Research: Watermelon recipes can be easily incorporated into the popular Sunday food prep idea of chopping, packing up, and storing food for a week’s worth of meals.
Solution: Create a media kit featuring a family preparing multiple watermelon dishes, the inside of a “prepped” refrigerator, health benefits, and recipes.

BAMF Zine
Challenge: Introduce the surrounding community to an “all are welcome” comic bookstore/coffeehouse with a loyal, although niche, following.
Research: Customers repeatedly return because this is their third place, and they love the owners. Many non-comic fans, including a knitting circle, meet here weekly. The coffee and food just happen to be outstanding.
Solution: Mail/hand out an alternative piece (zine printed on newsprint) that promotes the humble owners, shows off the café drinks and food offerings, and highlights a few of their audiences and events.

Doug Scaletta Photographer
Email Campaign
Challenge: Garner the attention of architects, interior designers, and interior decorators for a well-established photographer interested in shooting for these markets.
Research: Thanks to some of his hotel and lifestyle clients, Doug already has a collection of architecture and interiors photography. He simply needs to leverage this experience to officially break into these markets.
Solution: Directly reach busy architects, designers, and decorators already working with their go-to photographers, with a short and snappy and yet still attention-grabbing email campaign to show off a portfolio of real estate photography.
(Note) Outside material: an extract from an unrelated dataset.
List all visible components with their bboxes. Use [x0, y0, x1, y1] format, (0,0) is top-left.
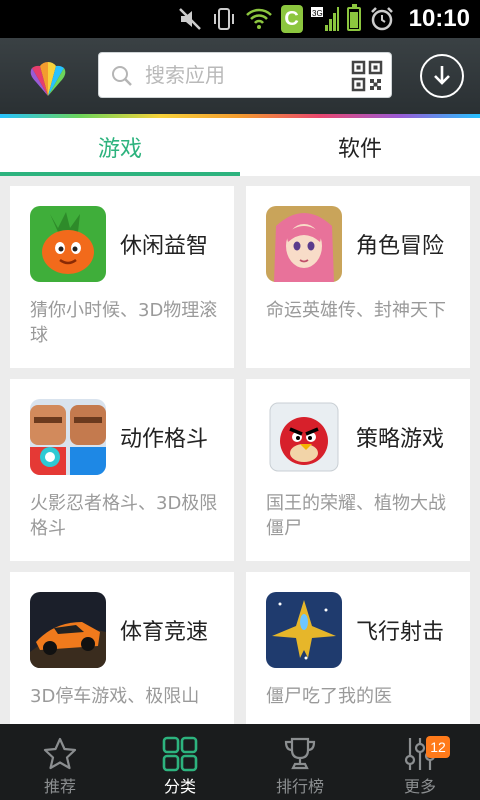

Scholastic Book Fairs Sales Brochure
Challenge: Convince elementary school principals that a book fair is more than a way to raise much-needed funds but a vehicle for boosting literacy by giving kids choice in what they read.
Research: Fairs perform better when chairpersons have the support of their principals, which in turn equals increased teacher and family participation. Children read more when their families are involved in their reading lives, they have choice in what to read, and their community rallies around literacy.
Solution: Create a brochure summarizing extensive literacy research that sales consultants could personally share with principals during scheduled meetings.

Viviana Venters Interior Design Website
Challenge: Officially launch an interior design business’s traditional and e-design services, while increasing its online presence and adding credibility.
Research: Viviana Venters’ Instagram account is gaining traction with a millennial market attracted to her minimalistic style, but she desires a more organized approach to collecting her follower’s design inquiries.
Solution: Build a website that not only reflects Viviana’s casual, attainable design but captures her laid-back personality with a carefree bio, concise explanation of services, and a contact hub for potential clients.

Coke or Pepsi? Series
Challenge: Create a companion book for a previously-released fashion journal for tween girls.
Research: Discovering that fashion-themed books have actually waned in popularity, the project takes a sharp turn. Considering our culture’s social media obsession, a micro social network in a book form is dreamed up.
Solution: A modern version of a slam book—a homemade book full of personality questions that girls used to pass around to each other—is created. Paired with a more teenage-looking cover and interior pages, it becomes the number one selling book at Book Fairs and is developed into an equally popular series.

Dude Diary Series
Challenge: Write a version of Coke or Pepsi?, the bestselling book for girls, that would appeal to tween boys.
Research: Most tween boys are not overly excited about reading and writing and parents and teachers struggle to engage them in these activities. Believing boys would not be as interested in “pass journals” as girls, we lean into the idea of a diary—a secret place for an individual.
Solution: Design a guided diary for boys full of questions about everyday life but also about silly, over-the-top scenarios and popular subjects such as superheroes, cryptids, aliens, and cars.